佐藤:そう、仕込みのね。これは仕込み2本目のナンバーシックスのXの中どり、タンク1本1本にファッションデザイナーから名前を取っていて、これはと「ドゥムルメステール」と書いてあります。僕はそのデザイナーが好きで。Rタイプだったら文学作品、Sタイプだったらロックミュージシャンから取っていたりします。仕込みの識別番号を全部、僕の趣味で命名していて、しかも全てのお酒にサブタイトルがついています。

権八:面白いですね。

佐藤:最後のものは「農民芸術概論」という名前です。

澤本:授業ですね(笑)。

佐藤:宮沢賢治の詩集に『農民芸術概論綱要』というのがあるんです。ちゃんと発表した作品じゃなくて、ノートの走り書きみたいなものですが、僕が気に入っている未完成の詩集、宣言文のようなものです。これは自分の会社でお米を栽培しています。

澤本:お米からつくられてるんですね。

佐藤:そう、無農薬栽培なんです。肥料もやらない、農薬も使わない。うちの役員が1人で頑張ってやってます。このお酒は無農薬栽培米でつくったもので、うちで初めに成功したものです。まだ酒づくりの無農薬栽培に適したやり方は分かっていなくて、飲みどきもずっと先なんですけど、メモリアルな酒なので一応持ってきました。

澤本:どれからいこう。僕さっきから飲みたいだけなんだけど、どれがいいでしょう?

佐藤:どれも味がぶっ飛んでるものを持ってきていて、普通のお酒はあまりないんですけど……。「ナンバーシックス」にしましょうか!

澤本:はい、分かりました!

権八:味がぶっ飛んでるってどういうことなんだろう。

佐藤:うちは普通のバランスの酒はつくらないんですよ。つくり方も昔のつくり方を踏襲していて、オーソドックスな味にいくより、素材の良さ、伝統的な良さ、酸っぱくなったり、そういうものを結構打ち出しています。
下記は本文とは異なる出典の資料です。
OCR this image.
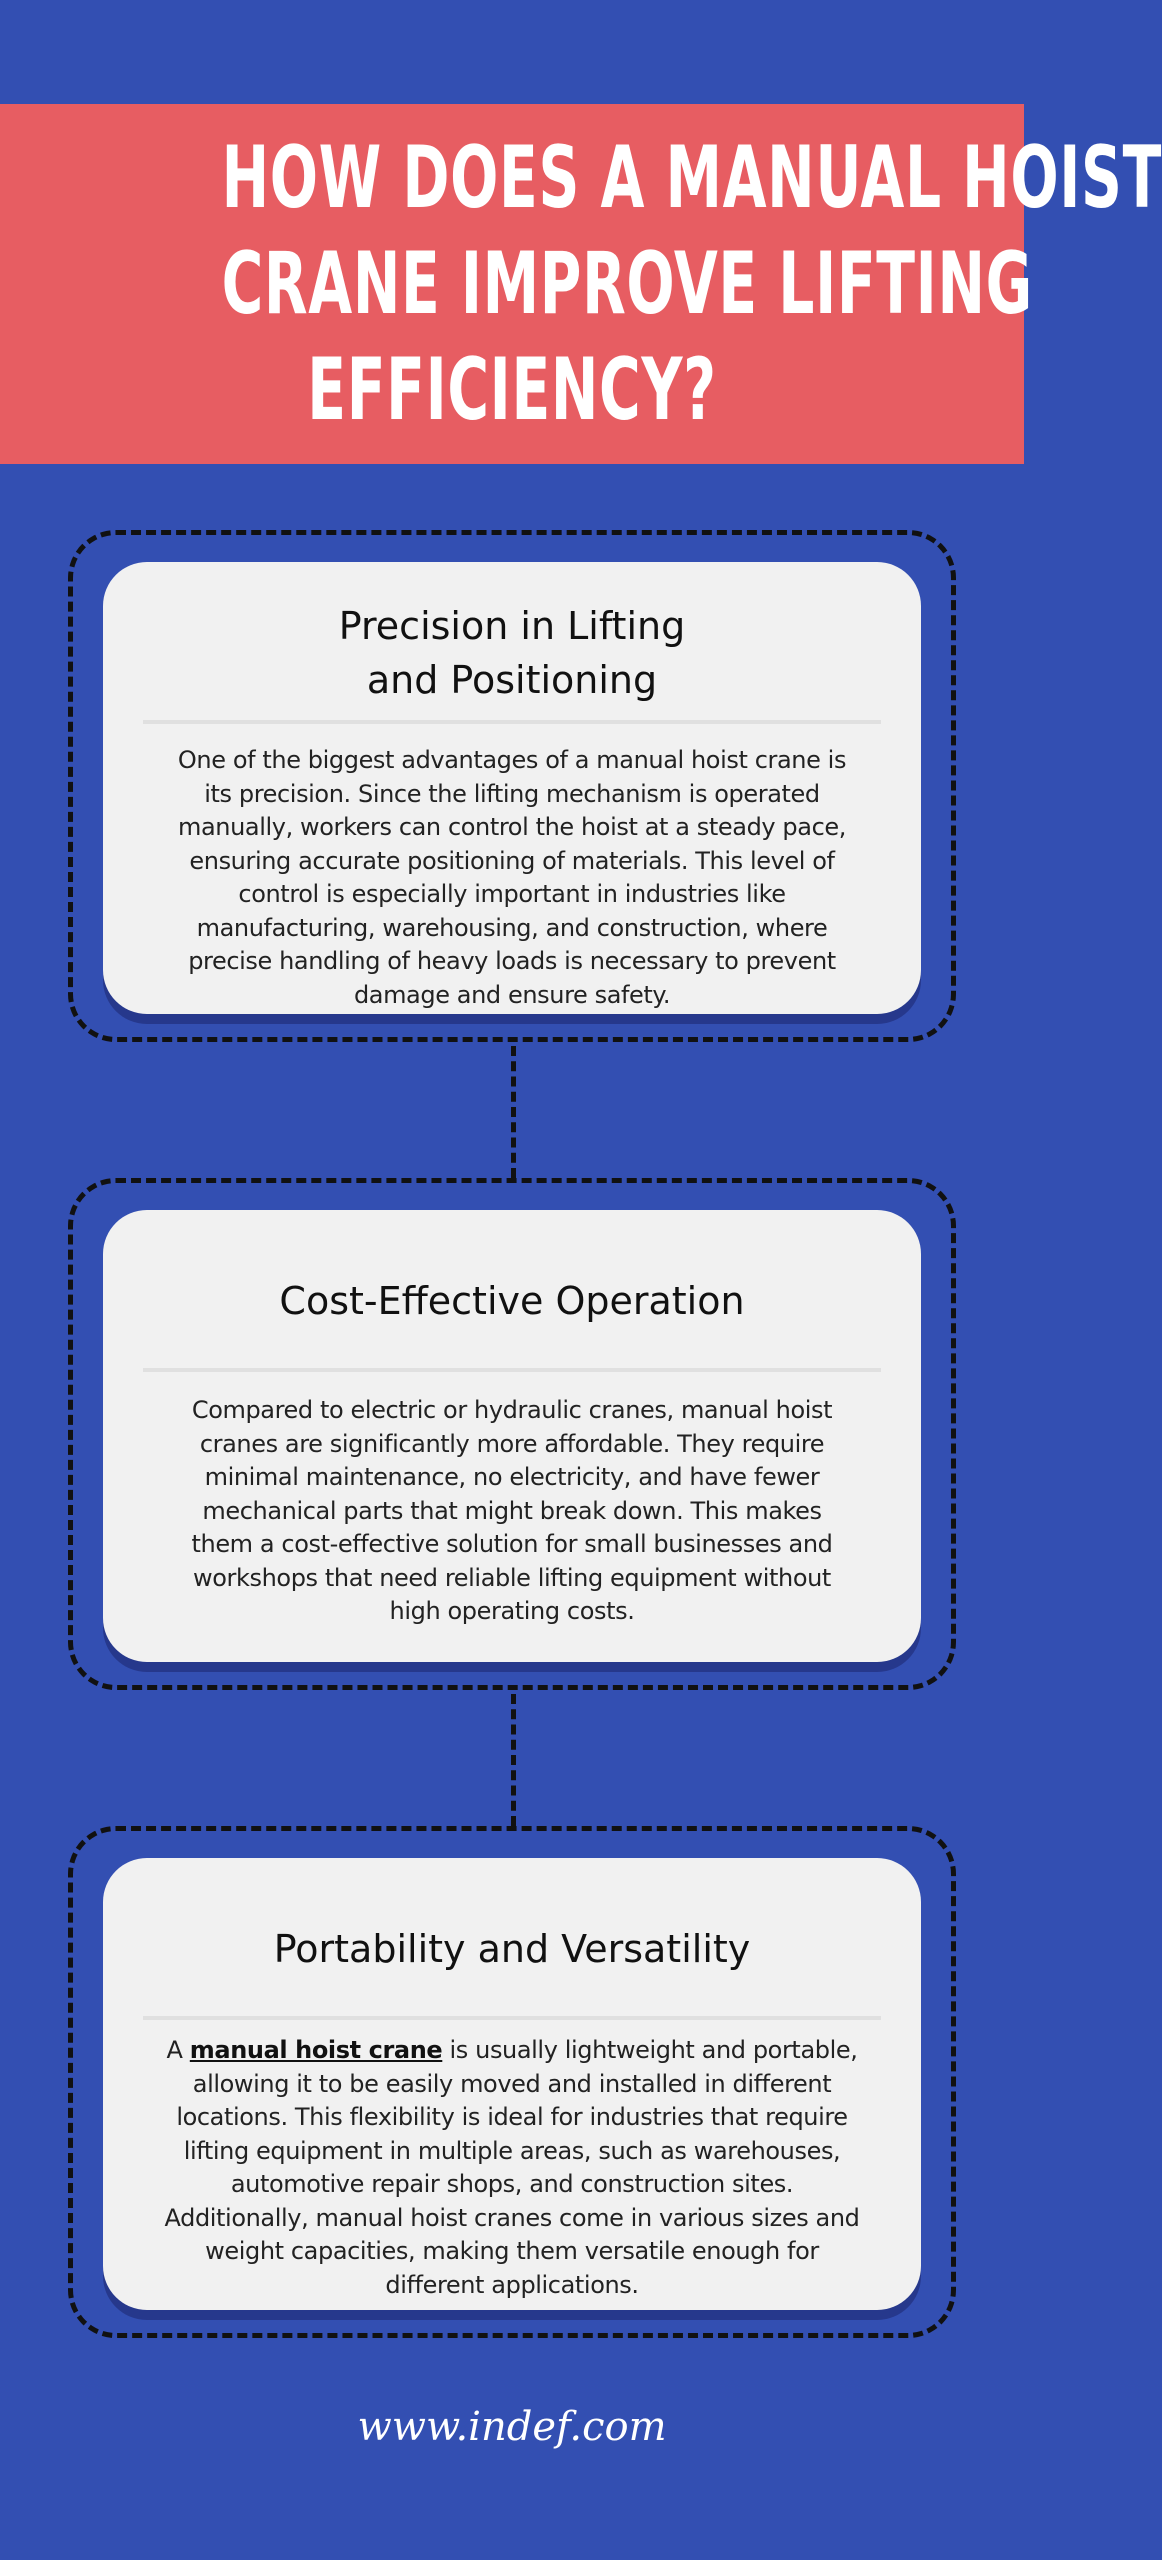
HOW DOES A MANUAL HOIST
CRANE IMPROVE LIFTING
EFFICIENCY?
Precision in Lifting
and Positioning
One of the biggest advantages of a manual hoist crane is its precision. Since the lifting mechanism is operated manually, workers can control the hoist at a steady pace, ensuring accurate positioning of materials. This level of control is especially important in industries like manufacturing, warehousing, and construction, where precise handling of heavy loads is necessary to prevent damage and ensure safety.
Cost-Effective Operation
Compared to electric or hydraulic cranes, manual hoist cranes are significantly more affordable. They require minimal maintenance, no electricity, and have fewer mechanical parts that might break down. This makes them a cost-effective solution for small businesses and workshops that need reliable lifting equipment without high operating costs.
Portability and Versatility
A manual hoist crane is usually lightweight and portable, allowing it to be easily moved and installed in different locations. This flexibility is ideal for industries that require lifting equipment in multiple areas, such as warehouses, automotive repair shops, and construction sites. Additionally, manual hoist cranes come in various sizes and weight capacities, making them versatile enough for different applications.
www.indef.com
アルコールも低めだったりするので、一般的に飲まれているお酒とバランスがちょっと違うかな。だから、みんな気に入ってくれるわけじゃないけど、気に入ってくれる人は喜んでくれるという。

澤本:この香りはすごい。頂戴します。(ゴクッ)おいしい!!

佐藤:さらさら飲めるでしょう。やや酸味があって。一般的に日本酒は酸が強いのは嫌われる傾向にあるんですけど、それはつくり手が嫌っているだけで、今は30~40年前のように和食しかないわけではなく、食が多様化しているから、このぐらいすっきりとした酸がパンとあって、ほのかに米の甘味を感じるみたいなものが僕は一番好きですね。

権八:インタビュー記事を読んだところ、最初に佐藤さんが衝撃を受けたのが「磯自慢」でしたよね?